A moins d’un grave accident, comme le laisse croire la rumeur publique ces derniers temps, Abdelaziz Bouteflika et son entourage ne veulent rien rater. L’actuel chef de l’Etat, affaibli par la maladie depuis au moins le mois d’avril dernier ne livrera ses impressions sur la future élection présidentielle qu’à quelques semaines du scrutin. Et pendant ce temps, les Algériens attendent « le messie » qui ne viendra probablement pas. Du mois pas cette fois-ci.

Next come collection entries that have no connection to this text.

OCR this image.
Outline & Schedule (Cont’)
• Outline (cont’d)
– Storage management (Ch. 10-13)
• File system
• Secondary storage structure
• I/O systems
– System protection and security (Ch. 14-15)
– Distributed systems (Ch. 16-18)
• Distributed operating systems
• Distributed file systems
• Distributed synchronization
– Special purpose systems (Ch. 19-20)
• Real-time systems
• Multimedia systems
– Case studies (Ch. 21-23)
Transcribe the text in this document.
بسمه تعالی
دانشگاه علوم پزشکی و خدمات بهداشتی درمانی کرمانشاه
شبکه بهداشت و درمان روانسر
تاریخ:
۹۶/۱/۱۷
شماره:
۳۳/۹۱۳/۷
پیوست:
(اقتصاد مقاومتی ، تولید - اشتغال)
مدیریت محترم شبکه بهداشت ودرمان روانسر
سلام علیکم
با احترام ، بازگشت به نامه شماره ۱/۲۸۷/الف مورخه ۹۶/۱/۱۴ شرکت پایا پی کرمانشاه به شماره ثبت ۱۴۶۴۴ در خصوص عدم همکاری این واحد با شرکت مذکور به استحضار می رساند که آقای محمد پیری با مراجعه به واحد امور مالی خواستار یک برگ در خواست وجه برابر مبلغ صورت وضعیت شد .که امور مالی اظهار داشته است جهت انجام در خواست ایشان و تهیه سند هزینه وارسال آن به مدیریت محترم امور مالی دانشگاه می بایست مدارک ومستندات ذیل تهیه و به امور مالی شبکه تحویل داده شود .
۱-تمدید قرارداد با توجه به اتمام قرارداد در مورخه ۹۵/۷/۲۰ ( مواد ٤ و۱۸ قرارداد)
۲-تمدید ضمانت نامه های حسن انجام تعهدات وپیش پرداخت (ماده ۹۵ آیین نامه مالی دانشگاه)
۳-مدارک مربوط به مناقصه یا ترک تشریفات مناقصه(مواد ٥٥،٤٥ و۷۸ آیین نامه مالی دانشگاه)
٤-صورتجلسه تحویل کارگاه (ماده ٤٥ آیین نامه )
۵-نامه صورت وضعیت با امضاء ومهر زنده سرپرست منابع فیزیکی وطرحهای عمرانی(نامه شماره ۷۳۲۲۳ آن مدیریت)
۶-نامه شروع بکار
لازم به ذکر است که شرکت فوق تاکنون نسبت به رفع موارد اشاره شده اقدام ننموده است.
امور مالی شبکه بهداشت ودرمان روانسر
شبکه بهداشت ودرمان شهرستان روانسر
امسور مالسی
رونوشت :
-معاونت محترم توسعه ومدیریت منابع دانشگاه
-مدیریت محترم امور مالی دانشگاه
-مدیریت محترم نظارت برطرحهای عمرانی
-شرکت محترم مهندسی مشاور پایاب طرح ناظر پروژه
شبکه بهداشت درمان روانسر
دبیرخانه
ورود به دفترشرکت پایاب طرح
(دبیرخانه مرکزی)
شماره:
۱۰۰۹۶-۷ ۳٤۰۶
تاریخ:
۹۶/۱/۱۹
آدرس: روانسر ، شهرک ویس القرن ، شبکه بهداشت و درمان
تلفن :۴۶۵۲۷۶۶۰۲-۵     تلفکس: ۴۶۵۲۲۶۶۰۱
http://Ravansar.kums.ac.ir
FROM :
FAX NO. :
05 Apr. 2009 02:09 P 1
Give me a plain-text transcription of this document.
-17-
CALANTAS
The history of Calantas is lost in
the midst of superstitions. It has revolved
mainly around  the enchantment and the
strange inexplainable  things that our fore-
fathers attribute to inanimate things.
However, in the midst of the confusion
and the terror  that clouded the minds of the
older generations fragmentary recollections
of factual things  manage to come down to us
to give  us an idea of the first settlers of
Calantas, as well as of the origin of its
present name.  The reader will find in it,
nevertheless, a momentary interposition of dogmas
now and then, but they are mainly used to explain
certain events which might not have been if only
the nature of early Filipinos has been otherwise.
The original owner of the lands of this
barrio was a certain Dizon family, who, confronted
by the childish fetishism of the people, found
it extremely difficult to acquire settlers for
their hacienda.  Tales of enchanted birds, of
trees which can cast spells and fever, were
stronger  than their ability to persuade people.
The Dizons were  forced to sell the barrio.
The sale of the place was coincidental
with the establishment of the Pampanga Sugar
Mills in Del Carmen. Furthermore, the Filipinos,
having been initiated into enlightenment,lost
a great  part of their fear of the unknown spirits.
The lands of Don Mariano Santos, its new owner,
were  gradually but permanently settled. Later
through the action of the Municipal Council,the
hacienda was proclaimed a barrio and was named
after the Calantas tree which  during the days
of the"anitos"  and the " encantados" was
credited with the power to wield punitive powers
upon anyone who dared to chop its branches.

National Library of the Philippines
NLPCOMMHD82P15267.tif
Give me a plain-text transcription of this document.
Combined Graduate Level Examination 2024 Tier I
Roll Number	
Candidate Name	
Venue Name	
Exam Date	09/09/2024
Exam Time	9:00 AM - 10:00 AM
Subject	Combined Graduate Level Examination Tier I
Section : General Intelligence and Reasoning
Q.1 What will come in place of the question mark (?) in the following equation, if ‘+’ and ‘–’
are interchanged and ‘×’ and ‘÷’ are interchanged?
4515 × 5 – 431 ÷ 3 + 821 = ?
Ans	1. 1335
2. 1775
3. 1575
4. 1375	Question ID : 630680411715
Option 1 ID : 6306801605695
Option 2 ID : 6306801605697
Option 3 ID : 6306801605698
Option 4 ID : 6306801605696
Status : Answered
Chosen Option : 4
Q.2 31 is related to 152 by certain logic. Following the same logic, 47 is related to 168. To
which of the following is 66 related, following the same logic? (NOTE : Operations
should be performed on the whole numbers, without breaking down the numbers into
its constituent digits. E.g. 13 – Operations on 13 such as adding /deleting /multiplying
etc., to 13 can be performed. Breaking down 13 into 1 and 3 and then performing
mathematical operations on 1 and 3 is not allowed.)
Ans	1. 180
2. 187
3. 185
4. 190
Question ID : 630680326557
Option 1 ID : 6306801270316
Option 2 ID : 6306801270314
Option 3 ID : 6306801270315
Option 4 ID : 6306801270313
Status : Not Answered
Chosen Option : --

Les indices de cette volonté de rester au pouvoir ne manquent pas. A commencer par les sorties intempestives de Amar Saïdani, le contesté secrétaire général du FLN. Lors d’une conférence de presse animée dimanche au siège de son parti à Alger, Saïdani a même été affirmatif : « Bouteflika sera candidat », a-t-il dit. De qui tient-il cette information ? Enigme. Mais le secrétaire général ne semble pas parler du néant. L’ancien président de l’APN, connu pour être un homme de main, ne dit rien sans rien. Il doit certainement être le porte-parole de quelqu’un. Preuve en est, Amar Saïdani avait affirmé qu’il « s’adresse à quelqu’un » lors que la question lui a été posée autour de celui qui a donné « l’ordre de mission » à ses adversaires.

Diminué par la maladie, le chef de l’Etat ne veut visiblement pas laisser son « clan », notamment ses proches, sans protection, d’autant plus que des journaux ont insinué, depuis quelques mois, que des personnes qui gravitent autour du président sont impliqués dans des affaires de corruption. Dans ce contexte, des sources concordontes et bien renseignées affirment clairement que Bouteflika est prêt à être reconduit sans faire le moindre meeting ni la moindre campagne électorale. Comment est-ce possible ? Cas unique dans le monde, d’autres personnes feront campagne pour Bouteflika à travers le pays et le Président serait reconduit dans ses fonctions sans que cela n’émeuve personne.

Il reste que dans ce marché de dupes, le seul perdant est l’Algérie qui voit ainsi son image écorchée par un énième mandant d’un homme malade assis sur un fauteuil roulant.